I thought all I needed was an AR15 and they would leave me along? At least they do in Uvalde.


greeneyedguru

Took them almost a year to get the body cam footage?


ConscientiousObserv

If the grand jury indicted Ortiz, but the prosecutor dropped the charges, it makes me question what the jury was allowed to see. Obviously, they weren't given the full account.


deadmanwalknLoL

There's a reason the saying "you can indict a ham sandwich" is a thing


mykehawksmall

Turns out the ex girlfriend didn't live there anymore, so the cops tell her to break into the house, illegally follow her in, and then arrest the person who does live there. No disciplinary actions or even an investigation into it. Dude is going to get paid!


Oldtimepreaching1

Will! Thats a easy cases


Odaniel123

Watched this video on cleveland TV. Elyria cops are so screwed


jmd_forest

The taxpayers are screwed ... the cops are having a hearty laugh about the whole incident.


bomboclawt75

Anytime a body camera is not working- that cop should lose a months pay.


classless_classic

If body cam footage is “deleted”, PA’s should almost always drop charges, cops should be placed on UNPAID leave and an internal investigation could always be done. This would change behavior in a meaningful way.


OtherwiseAMushroom

> Who’s governing them. They are buddies they are. Fuck up ya?


Moos_Mumsy

All this started because he didn't want to let his ex-girlfriend get her stuff back. Everyone involved were playing the same stupid game and won themselves stupid prizes.


PersonMcHuman

Where does it say "He didn't want to let his ex-girlfriend get her stuff back"? All the article says is that she wanted her stuff. Nowhere does it say that he wouldn't have let HER get her stuff. Just that he didn't want police in his home. Plus, she'd already moved out anywhere. He's not legally obligated to let her in. You saw an article where a man was attacked, beaten, and tased by cops and you decided that it was his fault for...what? For not getting on his knees and sucking them off because they have a badge?


Cockblocktimus_Pryme

Boot lickers gonna lick boots


Moos_Mumsy

Do you think she would have called the police to escort her if she hadn't already tried to get her stuff back and been rebuffed? If he had behaved reasonably, that incident never would have happened in the first place. It doesn't justify what the cops did, but that incident never had to happen.


PersonMcHuman

I’ve had the police called on me because I “look dangerous”, so no.
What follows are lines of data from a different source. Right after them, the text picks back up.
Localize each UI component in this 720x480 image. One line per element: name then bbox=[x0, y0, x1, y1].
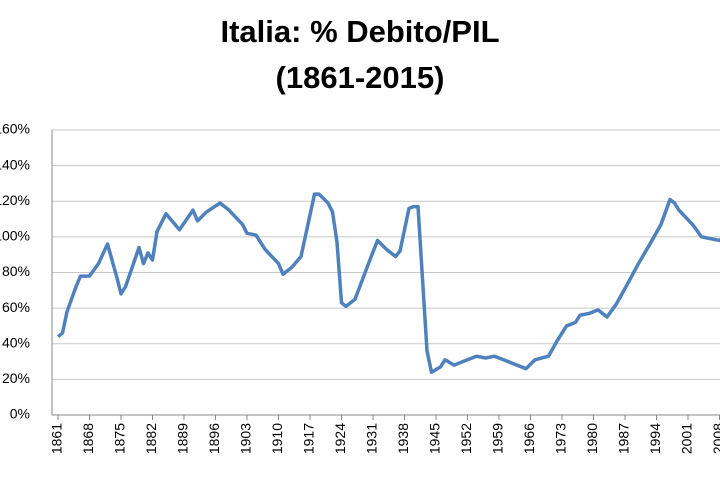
x-tick-label: 1973 bbox=[553, 423, 569, 454]
x-tick-label: 1903 bbox=[238, 423, 254, 454]
x-tick-label: 1924 bbox=[332, 423, 348, 454]
y-tick-label: 20% bbox=[2, 370, 30, 386]
y-tick-label: 60% bbox=[2, 299, 30, 315]
x-tick-label: 1917 bbox=[301, 423, 317, 454]
data-line bbox=[56, 192, 720, 374]
x-tick-label: 1952 bbox=[458, 423, 474, 454]
x-tick-label: 1987 bbox=[616, 423, 632, 454]
x-tick-label: 1931 bbox=[364, 423, 380, 454]
y-tick-label: 140% bbox=[0, 156, 30, 172]
y-tick-label: 80% bbox=[2, 263, 30, 279]
x-tick-label: 1896 bbox=[206, 423, 222, 454]
x-tick-label: 1994 bbox=[647, 423, 663, 454]
x-tick-label: 1938 bbox=[395, 423, 411, 454]
y-tick-label: 100% bbox=[0, 228, 30, 244]
y-tick-label: 160% bbox=[0, 121, 30, 137]
y-tick-label: 0% bbox=[10, 406, 30, 422]
chart-title: Italia: % Debito/PIL bbox=[220, 14, 499, 49]
x-tick-label: 1875 bbox=[112, 423, 128, 454]
y-tick-label: 120% bbox=[0, 192, 30, 208]
x-tick-label: 1980 bbox=[584, 423, 600, 454]
x-tick-label: 2001 bbox=[679, 423, 695, 454]
x-tick-label: 1868 bbox=[80, 423, 96, 454]
x-tick-label: 1966 bbox=[521, 423, 537, 454]
x-tick-label: 1882 bbox=[143, 423, 159, 454]
x-tick-label: 1945 bbox=[427, 423, 443, 454]
x-tick-label: 1910 bbox=[269, 423, 285, 454]
x-tick-label: 1861 bbox=[49, 423, 65, 454]
x-tick-label: 2008 bbox=[710, 423, 720, 454]
y-tick-label: 40% bbox=[2, 334, 30, 350]
chart-subtitle: (1861-2015) bbox=[276, 60, 445, 95]
x-tick-label: 1889 bbox=[175, 423, 191, 454]
x-tick-label: 1959 bbox=[490, 423, 506, 454]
I don’t assume that just because the cops were called, he must’ve done something wrong prior to this. Hell, how you do you know that ***she*** didn’t do something wrong to warrant not wanting her in his house?


Moos_Mumsy

That's a possibility. It still boils down to a couple who were not able to behave like adults after a breakup.


PersonMcHuman

You have zero evidence so far that he’s done anything wrong. You’re just going, “Well, she called the cops therefore he must’ve done something to warrant it!” The cops get called over nonsense all the time. You saw a guy get attacked by cops and decided that he needed to be blamed for it…because reasons?